Research & Academic Affairs, Larkin Health System, South Miami, FL, USA.
AMA School of Medicine, Makati, Philippines.
J Prim Care Community Health. 2021 Jan-Dec;12:21501327211039709. doi: 10.1177/21501327211039709.
COVID-19 has affected global communities with multiple neurological complications in addition to other critical medical issues. COVID-19 binds to the host's angiotensin-converting enzyme 2 (ACE2) receptors, which are expressed in the neurons and glial cells, acting as an entry port to the central nervous system (CNS). ACE2 receptors are abundantly expressed on dopamine neurons, which may worsen the prognosis of motor symptoms in Parkinson's disease (PD). SARS-CoV-2 may lead to an indirect response via immune-mediated cytokine storms and propagate through the CNS leading to damage. In this systematic review, we aim to provide thorough analyses of associations between COVID-19 and neurological outcomes for patients with PD.
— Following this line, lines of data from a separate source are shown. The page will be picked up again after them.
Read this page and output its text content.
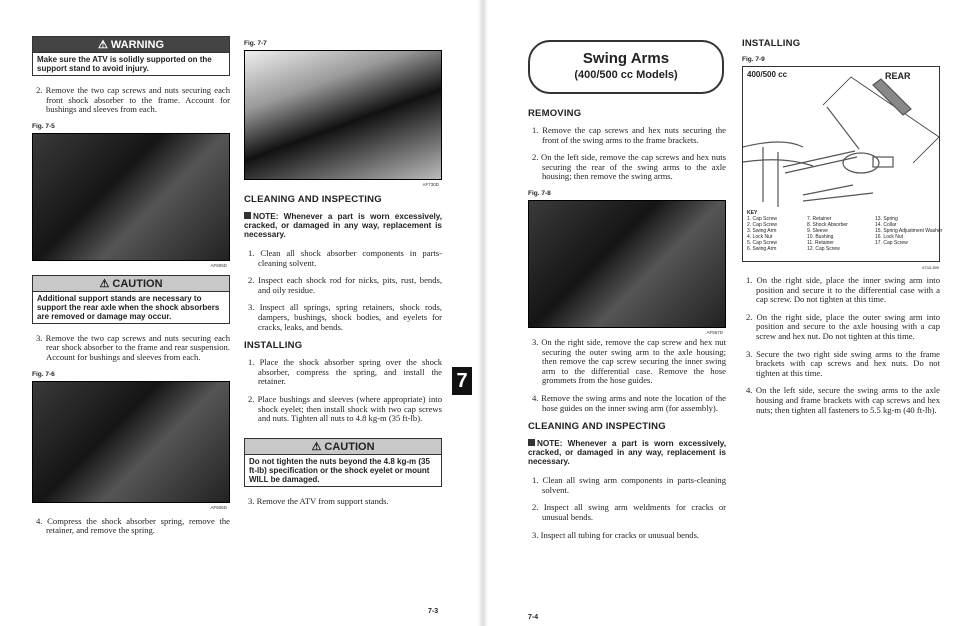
⚠ WARNING
Make sure the ATV is solidly supported on the support stand to avoid injury.

2. Remove the two cap screws and nuts securing each front shock absorber to the frame. Account for bushings and sleeves from each.

Fig. 7-5
AF605D
⚠ CAUTION
Additional support stands are necessary to support the rear axle when the shock absorbers are removed or damage may occur.

3. Remove the two cap screws and nuts securing each rear shock absorber to the frame and rear suspension. Account for bushings and sleeves from each.

Fig. 7-6
AF606D

4. Compress the shock absorber spring, remove the retainer, and remove the spring.

Fig. 7-7
AF730D
CLEANING AND INSPECTING
NOTE: Whenever a part is worn excessively, cracked, or damaged in any way, replacement is necessary.

1. Clean all shock absorber components in parts-cleaning solvent.

2. Inspect each shock rod for nicks, pits, rust, bends, and oily residue.

3. Inspect all springs, spring retainers, shock rods, dampers, bushings, shock bodies, and eyelets for cracks, leaks, and bends.

INSTALLING

1. Place the shock absorber spring over the shock absorber, compress the spring, and install the retainer.

2. Place bushings and sleeves (where appropriate) into shock eyelet; then install shock with two cap screws and nuts. Tighten all nuts to 4.8 kg-m (35 ft-lb).

⚠ CAUTION
Do not tighten the nuts beyond the 4.8 kg-m (35 ft-lb) specification or the shock eyelet or mount WILL be damaged.

3. Remove the ATV from support stands.

7-3
7
Swing Arms
(400/500 cc Models)
REMOVING

1. Remove the cap screws and hex nuts securing the front of the swing arms to the frame brackets.

2. On the left side, remove the cap screws and hex nuts securing the rear of the swing arms to the axle housing; then remove the swing arms.

Fig. 7-8
AF667D

3. On the right side, remove the cap screw and hex nut securing the outer swing arm to the axle housing; then remove the cap screw securing the inner swing arm to the differential case. Remove the hose grommets from the hose guides.

4. Remove the swing arms and note the location of the hose guides on the inner swing arm (for assembly).

CLEANING AND INSPECTING
NOTE: Whenever a part is worn excessively, cracked, or damaged in any way, replacement is necessary.

1. Clean all swing arm components in parts-cleaning solvent.

2. Inspect all swing arm weldments for cracks or unusual bends.

3. Inspect all tubing for cracks or unusual bends.

7-4
INSTALLING
Fig. 7-9
400/500 cc	REAR
KEY
1. Cap Screw	7. Retainer	13. Spring
2. Cap Screw	8. Shock Absorber	14. Collar
3. Swing Arm	9. Sleeve	15. Spring Adjustment Washer
4. Lock Nut	10. Bushing	16. Lock Nut
5. Cap Screw	11. Retainer	17. Cap Screw
6. Swing Arm	12. Cap Screw
0733-399

1. On the right side, place the inner swing arm into position and secure it to the differential case with a cap screw. Do not tighten at this time.

2. On the right side, place the outer swing arm into position and secure to the axle housing with a cap screw and hex nut. Do not tighten at this time.

3. Secure the two right side swing arms to the frame brackets with cap screws and hex nuts. Do not tighten at this time.

4. On the left side, secure the swing arms to the axle housing and frame brackets with cap screws and hex nuts; then tighten all fasteners to 5.5 kg-m (40 ft-lb).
Using PRISMA statement 2020, a systematic review was conducted to isolate confirmed COVID-19 patients and analyze the PD-associated neurological outcomes using the following databases: PubMed, Science Direct, Google Scholar, and Cochrane databases. The following keywords were used "COVID19, SARS-CoV-2, Parkinson's disease, Pandemic, Mortality." A modified Delphi process was employed.
Of the 355 studies located during the initial round of screening, 16 were included in the final synthesis. Of PD patients who tested positive for SARS-CoV-2, worsening motor symptoms and other viral-associated symptoms were reported. These symptoms included bradykinesia, tremors, gait disturbances, delirium and dementia, and severe spasms of arms and legs. Encephalopathy was presented in 2 of the included studies. Increased mortality rates were identified for hospitalized patients due to COVID-19 and PD as compared to other patient groups.
Patients with PD may experience substantial worsening of symptoms due to COVID 19. Given the novelty of neurological-viral associations, clinical studies in the future ought to explore the disease severity and neurological outcomes in COVID-19 positive patients with PD as compared to non-PD patients, in addition to understanding the role of ACE2 in increased vulnerability to contracting the infection and as a treatment modality.
COVID-19 除了其他严重的医疗问题外,还对全球社区造成了多种神经系统并发症。COVID-19 与宿主的血管紧张素转换酶 2(ACE2)受体结合,该受体在神经元和神经胶质细胞中表达,作为进入中枢神经系统(CNS)的入口。ACE2 受体在多巴胺神经元上大量表达,这可能使帕金森病(PD)患者的运动症状预后恶化。SARS-CoV-2 可能通过免疫介导的细胞因子风暴引起间接反应,并通过 CNS 传播导致损伤。在本系统评价中,我们旨在对 COVID-19 与 PD 患者的神经系统结局之间的关系进行全面分析。
根据 PRISMA 声明 2020,我们进行了一项系统评价,以分离确诊的 COVID-19 患者,并使用以下数据库分析与 PD 相关的神经结局:PubMed、Science Direct、Google Scholar 和 Cochrane 数据库。使用了以下关键词:“COVID19、SARS-CoV-2、Parkinson's disease、Pandemic、Mortality”。采用改良德尔菲法。
在最初一轮筛选中发现了 355 项研究,其中 16 项纳入最终综合分析。在 SARS-CoV-2 检测呈阳性的 PD 患者中,报告了运动症状恶化和其他病毒相关症状。这些症状包括运动迟缓、震颤、步态障碍、意识障碍和痴呆,以及手臂和腿部严重痉挛。纳入的 2 项研究中出现了脑病。与其他患者群体相比,因 COVID-19 和 PD 住院的患者死亡率增加。
PD 患者可能因 COVID-19 而出现症状明显恶化。鉴于神经病毒关联的新颖性,未来的临床研究应探索 COVID-19 阳性 PD 患者与非 PD 患者相比,疾病严重程度和神经系统结局,以及 ACE2 在易感染该感染中的作用,以及作为一种治疗方式。